Daarnaast heb ik ondertussen nog een IBM 5170 AT (met 5,25″ 1,2MB en 3,5″ 1,44MB plus 30MB harde schijf) opgeduikeld en daarnaast nog een 8080 XT en een Apple Macintosh Performa 5400/180. Die laatste draait op Mac OS 8.6, wat ik leuk vindt omdat ik als Mac-gebruiker nooit systemen voor OS X heb gehad. Die heeft bovendien een interessante dubbelfunctie met TV-aansluiting waarop je – heel handig – dus ook oude home computers op aan kunt sluiten (die werken op basis van RF, oftewel met een tv signaal).

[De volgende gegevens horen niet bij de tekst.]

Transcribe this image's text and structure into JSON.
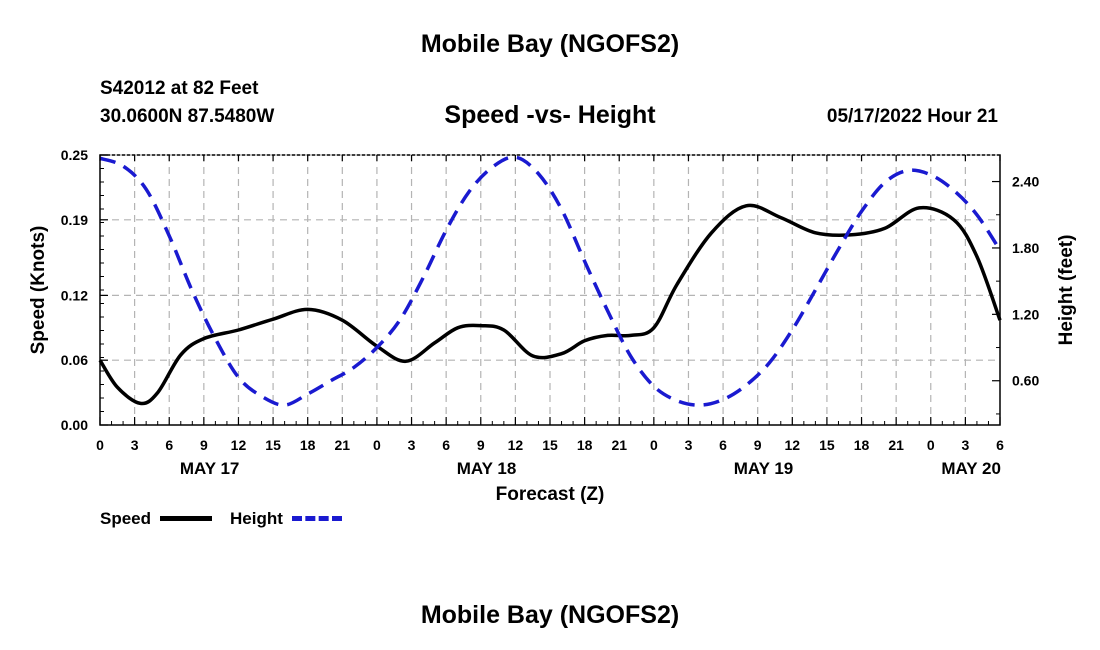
{
  "header": {
    "title": "Mobile Bay (NGOFS2)",
    "station": "S42012 at 82 Feet",
    "coords": "30.0600N  87.5480W",
    "subtitle": "Speed -vs- Height",
    "datetime": "05/17/2022 Hour 21"
  },
  "footer": {
    "title": "Mobile Bay (NGOFS2)"
  },
  "legend": {
    "speed": "Speed",
    "height": "Height"
  },
  "colors": {
    "speed": "#000000",
    "height": "#1a1ad0",
    "grid": "#b4b4b4"
  },
  "chart_data": {
    "type": "line",
    "title": "Speed -vs- Height",
    "xlabel": "Forecast (Z)",
    "ylabel": "Speed (Knots)",
    "y2label": "Height (feet)",
    "xlim": [
      0,
      78
    ],
    "ylim": [
      0,
      0.25
    ],
    "y2lim": [
      0.2,
      2.64
    ],
    "yticks": [
      0.0,
      0.06,
      0.12,
      0.19,
      0.25
    ],
    "yticklabels": [
      "0.00",
      "0.06",
      "0.12",
      "0.19",
      "0.25"
    ],
    "y2ticks": [
      0.6,
      1.2,
      1.8,
      2.4
    ],
    "y2ticklabels": [
      "0.60",
      "1.20",
      "1.80",
      "2.40"
    ],
    "xticks": [
      0,
      3,
      6,
      9,
      12,
      15,
      18,
      21,
      24,
      27,
      30,
      33,
      36,
      39,
      42,
      45,
      48,
      51,
      54,
      57,
      60,
      63,
      66,
      69,
      72,
      75,
      78
    ],
    "xticklabels": [
      "0",
      "3",
      "6",
      "9",
      "12",
      "15",
      "18",
      "21",
      "0",
      "3",
      "6",
      "9",
      "12",
      "15",
      "18",
      "21",
      "0",
      "3",
      "6",
      "9",
      "12",
      "15",
      "18",
      "21",
      "0",
      "3",
      "6"
    ],
    "day_labels": [
      {
        "x": 9.5,
        "label": "MAY 17"
      },
      {
        "x": 33.5,
        "label": "MAY 18"
      },
      {
        "x": 57.5,
        "label": "MAY 19"
      },
      {
        "x": 75.5,
        "label": "MAY 20"
      }
    ],
    "series": [
      {
        "name": "Speed",
        "axis": "left",
        "style": "solid",
        "x": [
          0,
          1.5,
          3.5,
          5,
          7,
          9,
          12,
          15,
          18,
          21,
          24,
          26.5,
          29,
          31,
          33,
          35,
          37.5,
          40,
          42,
          44,
          46,
          48,
          50,
          53,
          56,
          59,
          62,
          65,
          68,
          71,
          74,
          76,
          78
        ],
        "values": [
          0.06,
          0.035,
          0.02,
          0.03,
          0.065,
          0.08,
          0.088,
          0.098,
          0.107,
          0.097,
          0.073,
          0.059,
          0.076,
          0.09,
          0.092,
          0.088,
          0.064,
          0.066,
          0.078,
          0.083,
          0.083,
          0.09,
          0.13,
          0.178,
          0.203,
          0.192,
          0.178,
          0.176,
          0.182,
          0.201,
          0.19,
          0.156,
          0.097
        ]
      },
      {
        "name": "Height",
        "axis": "right",
        "style": "dashed",
        "x": [
          0,
          2,
          4,
          6,
          8,
          10,
          12,
          14,
          16,
          18,
          20,
          22,
          24,
          26,
          28,
          30,
          32,
          34,
          36,
          38,
          40,
          42,
          44,
          46,
          48,
          50,
          52,
          54,
          56,
          58,
          60,
          62,
          64,
          66,
          68,
          70,
          72,
          74,
          76,
          78
        ],
        "values": [
          2.61,
          2.54,
          2.33,
          1.91,
          1.41,
          0.98,
          0.63,
          0.46,
          0.38,
          0.48,
          0.6,
          0.72,
          0.9,
          1.15,
          1.53,
          1.96,
          2.31,
          2.53,
          2.62,
          2.47,
          2.15,
          1.68,
          1.23,
          0.82,
          0.55,
          0.42,
          0.38,
          0.43,
          0.56,
          0.76,
          1.06,
          1.42,
          1.79,
          2.13,
          2.39,
          2.5,
          2.46,
          2.32,
          2.1,
          1.78
        ]
      }
    ]
  }
}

En zo is de cirkel weer rond.
Herkenbaar! Ik heb vroeger ook wat oude computers verzameld, maar na mijn scheiding moest ik vanwege ruimtegebrek helaas toch afscheid nemen van de meeste exemplaren. Eeuwig zonde!
Zijn er ook mensen die oude MSX computers reparen. Na een paar jaar spelen gaan ze toch een keer kapot, vandaar…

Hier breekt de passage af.